Jane Fonda, 85, is a forced to be reckoned with at Hollywood award shows. She’s enjoyed great success at the Golden Globe Awards, which are returning to television this year after the controversy over the lack of diversity among its voting body, the Hollywood Foreign Press Association. Jane is not nominated for any awards this year, but her Golden Globes legacy can never be taken away from her. Learn more about Jane’s Globes history below!
Jane won her first Golden Globe at the 19th Golden Globe Awards in March 1962. She won the now-retired award for New Star of the Year – Actress for her performance in the rom-com Tall Story. The Joshua Logan-directed feature was Jane’s first screen role.
Jane won the 1971 Golden Globe for Best Actress in a Motion Picture – Drama for her performance in Klute. Jane starred as a high-priced call girl who helps a detective (played to Donald Sutherland) to solve a missing persons case.
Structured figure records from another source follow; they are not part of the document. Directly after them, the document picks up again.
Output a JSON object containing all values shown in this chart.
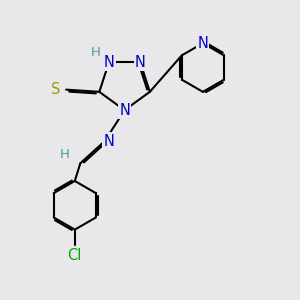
{
  "bg_color": "#e8e8ea",
  "atom_colors": {
    "C": "#000000",
    "N": "#0000cc",
    "S": "#999900",
    "Cl": "#00aa00",
    "H": "#4a9a9a"
  },
  "bond_color": "#000000",
  "bond_width": 1.5,
  "font_size_atom": 10.5
}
Jane also won the Best Actress Oscar for this performance.
Jane won the now-retired Henrietta Award for World Film Favorite Actress three times at the Globes, in 1973, 1979, and 1981. The prize was awarded to one talented male actor and one talented female actor every year for almost 30 years.
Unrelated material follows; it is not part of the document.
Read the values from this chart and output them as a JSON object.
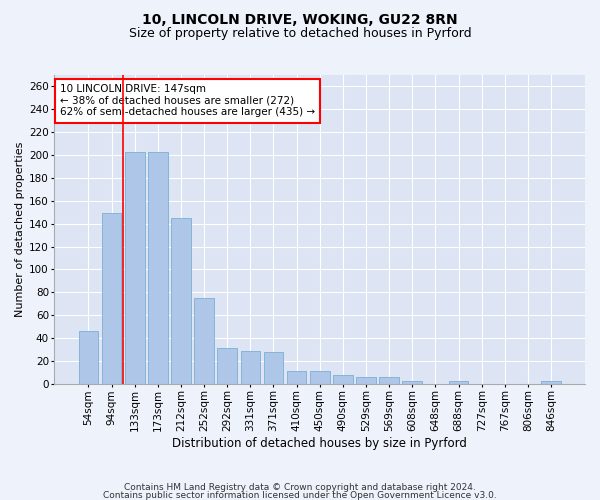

Jane won another Golden Globe for Best Actress in a Motion Picture — Drama for her role in the 1977 Holocaust movie Julia. She played a woman named Julia who fought against the Nazis in the years leading up to World War II. Jane won the award over Diane Keaton, Anne Bancroft, Kathleen Quinlan, and Gena Rowlands.
At the 36th Golden Globe Awards, Jane won Best Actress in a Motion Picture – Drama, again, for her performance in the war film Coming Home. Jane starred as a woman who falls in love with a paraplegic Vietnam War veteran, while her Marine husband is deployed. The film boasted an impressive cast including Jon Voight and Bruce Dern.
Jane was honored at the 2021 Golden Globe Awards with the Cecil B. DeMille Award, which goes to someone who has made a significant mark in the film industry. The actress and activist delivered an impassioned speech on the stage where she talked about the need for inclusion in the industry moving forward.
“Let’s all of us make an effort to expand that tent so that everyone rises and that everyone’s story has a chance to be seen and heard,” she said. Jane also encouraged her contemporaries to be “in step with the emerging diversity that’s happening, because of all those who marched and fought in the past.” In closing her speech, Jane told Hollywood to “be leaders” and active agents of change.